The post–election violence of 2011 separated many children from their families. Yet even in times of peace, children find themselves separated from their families for a variety of reasons.
This is particularly true in urban areas. Many children migrate to cities in search of work or education. Mostly, they come with their families, but sometimes they arrive by themselves, vulnerable to exploitation. And too often, these children find themselves excluded from the very opportunities they came for.
"While urban environments usually have more services, such as water, electricity, schools and health care, this does not mean that everyone has access to these services," explained Laetitia Bazzi, UNICEF Chief of Child Protection in Côte d'Ivoire. "This is particularly the case for migrating children who are extremely poor."
Children living in slums may leave home to escape these conditions, only to be faced by worse conditions on their own. "They have no parental support, and are often submitted to abusive treatment—sometimes in a work situation—or on the street," Bazzi said.
Junior found safety at the Centre Sauvetage d'Abidjan (the Abidjan Lifeboat Center) in downtown Abidjan. The program is managed by the Bureau International Catholique de l'enfance (BICE) and supported by UNICEF.
The conflict highlighted the issue of unaccompanied children, said Berté Kafiné, the center’s coordinator. "When the crisis hit, we had a huge influx of children here," she explained. "Some kids walked over 12 miles, fleeing the hotspots in the slums, only to become completely lost, and simply point themselves towards the city buildings. Others were brought in by strangers who found them in the street. And then others came from the rural areas—initially with their parents, until they became separated."
Kafiné and her team at the center offer stability for unaccompanied children, providing beds, meals, classes and recreation. And just as importantly, they offer psycho-social support services to help children deal with the stress caused by separation.

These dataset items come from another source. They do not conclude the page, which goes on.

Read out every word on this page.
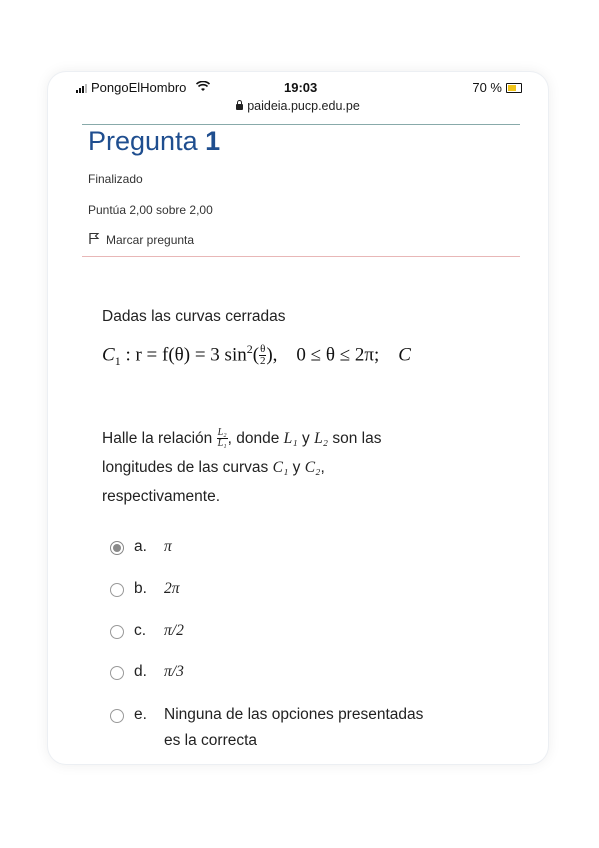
PongoElHombro	19:03	70 %
paideia.pucp.edu.pe
Pregunta 1
Finalizado
Puntúa 2,00 sobre 2,00
Marcar pregunta
Dadas las curvas cerradas
$C_1$ : r = f(θ) = 3 $\sin^2( \frac{\theta}{2}$ ), 0 ≤ θ ≤ 2π; C
Halle la relación $\frac{\text{L₂}}{\text{L₁}}$ , donde L₁ y L₂ son las
longitudes de las curvas C₁ y C₂,
respectivamente.
a.	π
b.	2π
c.	π/2
d.	π/3
e.	Ninguna de las opciones presentadas
es la correcta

Workers at the Centre Sauvetage d'Abidjan accompany children through the judicial and administrative proceedings, with the goal of reuniting them with their families or placing them in safe and stable care.
"The reunion is often a happy one, but sometimes the child can have such negative memories of the separation. They can be re-traumatized," Kafiné said.
Other children may feel they no longer have a place at home; UNICEF and partners are working to ensure reunions are healthy and sustainable, sometimes assisting with school fees or providing psycho-social support for families.
Kafiné knows that city life can be very harsh for a child.
"In the city, it's every man for themselves," says Kafiné said. "Taking the hand of a neighbor's child is no longer instinctual. That is why we're here. And let me tell you, it makes a difference."
Back in a narrow cement courtyard in Abobo, Junior sat down for a meal with his family. His father said they no longer argue about schoolwork or chores.
“Something in him changed when he came home," said Coulibaly. "He is with me all the time, and he even helps out his little brother and sister with their schoolwork. It's like he wants to be here with all his heart. And that makes me so happy, so proud."